Melzer: Absolut! Er würde sich wundern und er würde sich wahrscheinlich fragen, wie viel Abstand auf der Bühne und zu den anderen der richtige wäre. Händeschütteln macht er ja, aber wir wissen aus dem Buch, dass er seine Hände meist in den Manteltaschen hat. So vielen Leuten die Hände zu schütteln, das übernehme ich für ihn. Er kümmert sich dann um den Rest.
Vinschgerwind: Welchen Eindruck von Laas haben Sie gewonnen?
Melzer: Es ist wirklich einfach himmlisch. Ich habe manchmal das Gefühl gehabt, ich wäre wie bei „Truman Show.“ Das ist dieser sehr erfolgreiche Kinofilm, in dem alles perfekt inszeniert ist. Alle grüßen hier und sind freundlich. Ich dachte schon manchmal, das ist wirklich so perfekt als wäre es eine Kulisse von Kulturfreundlichkeit, die es auf dem Planeten gar nicht gibt.
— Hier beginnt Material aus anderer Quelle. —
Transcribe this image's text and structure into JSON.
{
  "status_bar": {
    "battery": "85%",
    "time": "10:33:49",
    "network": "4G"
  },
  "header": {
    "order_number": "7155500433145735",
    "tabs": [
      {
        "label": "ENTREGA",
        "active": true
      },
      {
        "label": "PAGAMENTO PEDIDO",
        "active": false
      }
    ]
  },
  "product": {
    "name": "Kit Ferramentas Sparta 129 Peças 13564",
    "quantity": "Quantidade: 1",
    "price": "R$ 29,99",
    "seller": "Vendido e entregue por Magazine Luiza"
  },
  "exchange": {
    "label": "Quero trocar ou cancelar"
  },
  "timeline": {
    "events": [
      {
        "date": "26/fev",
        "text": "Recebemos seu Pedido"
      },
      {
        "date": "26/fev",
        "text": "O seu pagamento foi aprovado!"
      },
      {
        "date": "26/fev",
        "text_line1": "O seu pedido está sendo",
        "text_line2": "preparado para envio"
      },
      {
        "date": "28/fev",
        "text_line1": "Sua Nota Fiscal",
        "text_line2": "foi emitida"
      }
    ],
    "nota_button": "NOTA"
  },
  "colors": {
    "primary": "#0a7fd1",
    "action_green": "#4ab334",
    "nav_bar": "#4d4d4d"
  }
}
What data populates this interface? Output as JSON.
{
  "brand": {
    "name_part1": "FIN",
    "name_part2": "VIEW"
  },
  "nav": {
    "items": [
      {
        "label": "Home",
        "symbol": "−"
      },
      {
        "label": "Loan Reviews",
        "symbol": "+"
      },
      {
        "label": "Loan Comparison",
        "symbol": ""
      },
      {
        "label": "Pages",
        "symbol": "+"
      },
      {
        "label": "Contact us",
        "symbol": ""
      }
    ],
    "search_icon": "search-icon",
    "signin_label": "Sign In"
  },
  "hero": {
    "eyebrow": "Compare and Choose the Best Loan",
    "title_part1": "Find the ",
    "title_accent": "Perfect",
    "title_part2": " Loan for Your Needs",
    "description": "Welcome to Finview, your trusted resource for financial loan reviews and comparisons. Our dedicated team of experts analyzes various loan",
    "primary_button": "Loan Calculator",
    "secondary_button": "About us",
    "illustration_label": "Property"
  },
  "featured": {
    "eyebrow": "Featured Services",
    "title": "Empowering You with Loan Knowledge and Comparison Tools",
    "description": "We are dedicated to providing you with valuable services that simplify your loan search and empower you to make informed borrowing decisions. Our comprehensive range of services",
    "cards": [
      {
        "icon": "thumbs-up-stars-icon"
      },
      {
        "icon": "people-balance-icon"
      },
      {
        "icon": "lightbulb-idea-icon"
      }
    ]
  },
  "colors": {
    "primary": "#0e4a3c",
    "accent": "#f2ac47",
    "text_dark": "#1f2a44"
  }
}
Die Organisation, die Betreuung, jeder Supermarkt hat Texte vorne auf der Scheibe, Menschen kommen und sie können lesen! Und sie können kochen! Sogar das Essen war gut in Laas. Ich bin einigermaßen überwältigt und muss sagen, das wird nicht das letzte Mal sein, dass ich da war. So viel Kultur an einem numerisch so kleinen Ort, da sagt dann auch Johann Trost: „Viertausendeinhundert – das ist statistisch eigentlich gar nicht möglich, dass es sowas gibt.“
Vinschgerwind: Wie empfanden Sie das Jurygespräch zu „Alpha Bravo Charlie“?
Melzer: Die Struktur der Jurybesprechung ist ja bekannt. So harsch das auch klingen mag, es war dann so großzügig und wohlwollend besprochen. Es ging nicht darum, mit Stichen irgendwelche Schwächen hervorzuheben, sondern alle haben sich bei jedem Werk bemüht, die Stärken zu betonen. Das ist als Klima unglaublich angenehm. Wir fünf Autor:innen haben uns auch darüber verständigt, dass wir das alle so erfahren haben und auch nicht das Gefühl hatten, wir wären fünf kurzbeinige Ponys, die gegeneinander antreten. Schon bei der Eröffnung wurde uns vermittelt, dass die Einladung zum Preis uns potentiell zu Preisträger:innen macht. Wir sind in der gleichen Liga. Letztendlich gibt es dann diese Hierarchie, jemand muss gewinnen. Aber ich hätte auf eine Kollegin gesetzt, der hätte ich es wirklich auch an den Hals gewünscht. Es ist wirklich eine Freude, die Stimmung war ausgezeichnet.
Vinschgerwind: Haben Sie sich von Ihrem Johann Trost verabschiedet und schon den nächsten Protagonisten entwickelt?
Melzer: Er wird mich wohl immer begleiten, das ist inhärent an meinem Leben. Das ist eine Figur, mit der ich viel anfangen kann, die mich auch begleitet. Auch dieses Zählen, dieses Buchstabieren, die Ordnung: Das ist mir alles nicht fremd. Es ist kein biographischer Roman, den ich einem Mann auf den Leib geschrieben habe. Da sind Elemente, die ich aus meinem Leben importiere, wie immer in der Literatur. Es gibt schon die Arbeit an einem zweiten Roman. Das Ganze hängt miteinander zusammen, aber nicht so, dass wir Herrn Trost noch einmal begegnen, es ist eine ganz andere Situation. Ohne zu viel zu verraten: Es geht immer um das Verhältnis zwischen Individuum und Gesellschaft und um die Frage, wo wir am richtigen Ort sind und wie wir was beitragen können in der Situation, in der wir uns befinden. Mein nächster Held kämpft damit. Ich halte mich an eine Regel von Peter Handke, der sagt: „Was auch immer geschieht, der Held muss gerettet werden.“ So kam es auch zur Rettung von Herrn Trost, ich kann ihn da nicht hängen lassen. Er muss irgendeine Perspektive bekommen. Auch mein nächster Held wird gerettet, ich weiß nur noch nicht, wie.